This dissertation describes several studies of anaerobic benzene degradation by microorganisms and fulfills four objectives. The first and second objectives were to characterize microbial populations in two benzene-degrading consortia (one methanogenic and one nitrate-reducing) on a physiological and molecular level. The shortest doubling times, 8 to 9 days, were observed in nitrate-reducing cultures. The highest substrate concentration utilized, 1000 μm, and maximum absolute rates of benzene degraded, 75 μm/day, were observed in methanogenic cultures. Five Bacterial 16S rRNA sequences, one of which resembled a clone previously found in a sulphate-reducing benzene-degrading culture, were identified in the methanogenic culture.
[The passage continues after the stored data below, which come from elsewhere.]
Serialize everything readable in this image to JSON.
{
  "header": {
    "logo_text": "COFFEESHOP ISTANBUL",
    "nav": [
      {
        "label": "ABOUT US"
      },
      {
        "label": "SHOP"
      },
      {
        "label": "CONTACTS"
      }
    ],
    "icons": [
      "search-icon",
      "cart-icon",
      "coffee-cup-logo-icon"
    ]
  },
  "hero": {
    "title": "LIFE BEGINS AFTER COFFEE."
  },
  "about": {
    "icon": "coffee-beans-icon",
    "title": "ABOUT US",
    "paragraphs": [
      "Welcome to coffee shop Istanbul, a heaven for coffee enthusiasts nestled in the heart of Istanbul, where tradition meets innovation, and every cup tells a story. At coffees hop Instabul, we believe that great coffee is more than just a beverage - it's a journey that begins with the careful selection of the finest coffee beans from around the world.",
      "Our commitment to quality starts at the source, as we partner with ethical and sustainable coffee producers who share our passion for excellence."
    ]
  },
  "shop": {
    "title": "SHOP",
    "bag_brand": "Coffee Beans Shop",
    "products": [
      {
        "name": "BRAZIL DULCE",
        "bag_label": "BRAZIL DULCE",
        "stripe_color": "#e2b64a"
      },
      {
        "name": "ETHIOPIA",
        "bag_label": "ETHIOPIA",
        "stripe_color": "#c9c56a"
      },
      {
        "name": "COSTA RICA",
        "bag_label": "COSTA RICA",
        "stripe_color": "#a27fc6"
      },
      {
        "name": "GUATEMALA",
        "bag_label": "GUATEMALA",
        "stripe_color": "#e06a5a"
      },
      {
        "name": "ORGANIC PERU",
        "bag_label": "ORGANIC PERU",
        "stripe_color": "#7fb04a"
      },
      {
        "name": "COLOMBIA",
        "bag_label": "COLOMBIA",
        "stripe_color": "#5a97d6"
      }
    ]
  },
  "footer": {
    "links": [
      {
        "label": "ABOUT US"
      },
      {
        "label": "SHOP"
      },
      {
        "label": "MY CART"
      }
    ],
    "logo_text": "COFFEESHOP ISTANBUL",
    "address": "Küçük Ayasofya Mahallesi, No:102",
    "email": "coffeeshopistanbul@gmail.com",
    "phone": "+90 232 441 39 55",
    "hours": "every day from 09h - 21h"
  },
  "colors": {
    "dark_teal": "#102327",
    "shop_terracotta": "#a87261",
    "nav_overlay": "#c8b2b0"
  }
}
Four Bacterial and no Archaeal 16S rRNA sequences were identified in the nitrate-reducing culture. One clone comprised 70% of the culture and was phylogenetically 93% similar to both Azoarcus and Dechloromonas species.
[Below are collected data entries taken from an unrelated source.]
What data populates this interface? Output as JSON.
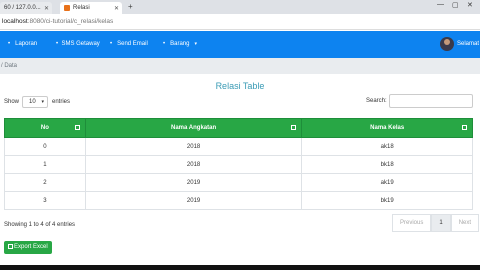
{
  "browser": {
    "tabs": [
      {
        "label": "60 / 127.0.0..."
      },
      {
        "label": "Relasi"
      }
    ],
    "url_host": "localhost",
    "url_path": ":8080/ci-tutorial/c_relasi/kelas"
  },
  "navbar": {
    "items": [
      {
        "label": "Laporan"
      },
      {
        "label": "SMS Getaway"
      },
      {
        "label": "Send Email"
      },
      {
        "label": "Barang"
      }
    ],
    "user": "Selamat"
  },
  "breadcrumb": "/ Data",
  "page_title": "Relasi Table",
  "table_controls": {
    "show_label": "Show",
    "entries_value": "10",
    "entries_label": "entries",
    "search_label": "Search:"
  },
  "table": {
    "headers": [
      "No",
      "Nama Angkatan",
      "Nama Kelas"
    ],
    "rows": [
      [
        "0",
        "2018",
        "ak18"
      ],
      [
        "1",
        "2018",
        "bk18"
      ],
      [
        "2",
        "2019",
        "ak19"
      ],
      [
        "3",
        "2019",
        "bk19"
      ]
    ]
  },
  "info_text": "Showing 1 to 4 of 4 entries",
  "pagination": {
    "previous": "Previous",
    "page": "1",
    "next": "Next"
  },
  "export_label": "Export Excel",
  "colors": {
    "navbar": "#0d83f0",
    "table_header": "#28a745",
    "title": "#3a9bb5"
  }
}
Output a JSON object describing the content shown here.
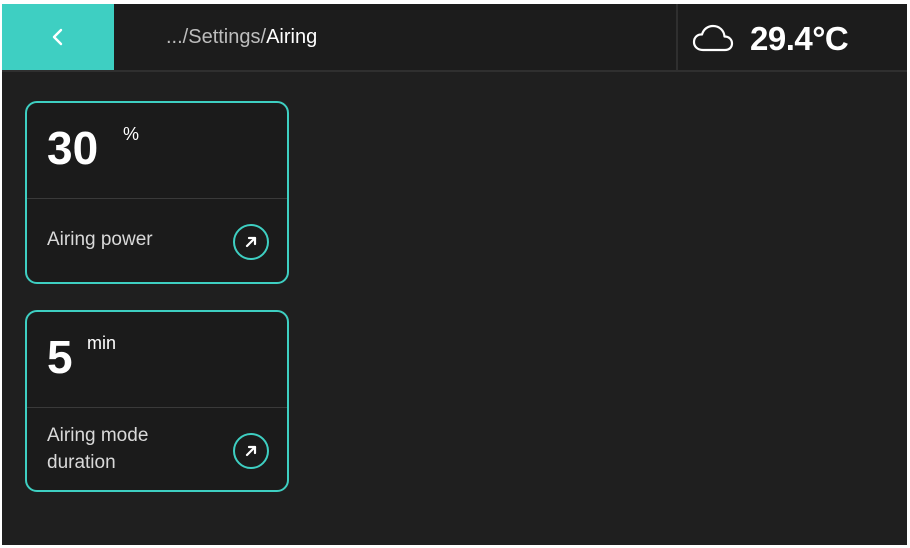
{
  "header": {
    "breadcrumb_prefix": ".../Settings/",
    "breadcrumb_current": "Airing",
    "back_icon": "chevron-left-icon",
    "accent_color": "#3ecfc2"
  },
  "weather": {
    "icon": "cloud-icon",
    "temperature": "29.4°C"
  },
  "cards": [
    {
      "value": "30",
      "unit": "%",
      "label": "Airing power",
      "action_icon": "arrow-up-right-icon"
    },
    {
      "value": "5",
      "unit": "min",
      "label_line1": "Airing mode",
      "label_line2": "duration",
      "action_icon": "arrow-up-right-icon"
    }
  ]
}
The third objective was to isolate and characterize pure cultures capable of anaerobic benzene biodegradation. Two co-cultures called Dechloromonas co-culture (DCC) and Azoarcus co-culture (ACC) were successfully isolated from a nitrate-reducing enrichment culture. DCC is ~99% Dechloromonas sp. and ~1% an unidentified eubacterium clone. ACC is ~98% Azoarcus sp. and ~2% Pseudomonas sp. Both co-cultures were capable of anaerobic benzene, toluene and benzoate degradation under nitrate-reducing conditions. The isolated Pseudomonas sp. was capable of aerobic benzene degradation and hydrogen utilization under nitrate-reducing conditions. The isolated unidentified eubacterium clone did not exhibit growth on any of the substrates tested. The Dechloromonas and Azoarcus organisms are responsible for anaerobic benzene degradation.

The fourth objective was to identify the key metabolic steps in the anaerobic benzene degradation pathways. ¹³C₆-benzene experiments were conducted with the methanogenic and nitrate-reducing enrichments. Under methanogenic conditions a maximum of 8 μm ¹³C₆-phenol and 3 μm ¹³C₆-benzoate were detected. These results indicate that under methanogenic conditions a pathway where benzene undergoes hydroxylation to phenol and further transformation to benzoate exists. Under nitratereducing conditions a maximum of 90 nM ¹³C₆-toluene, 120 nM ¹³C₆-benzoate and no phenol were detected as intermediates of benzene degradation. This is the first evidence for a pathway where benzene undergoes methylation to toluene and further transformation to benzoate.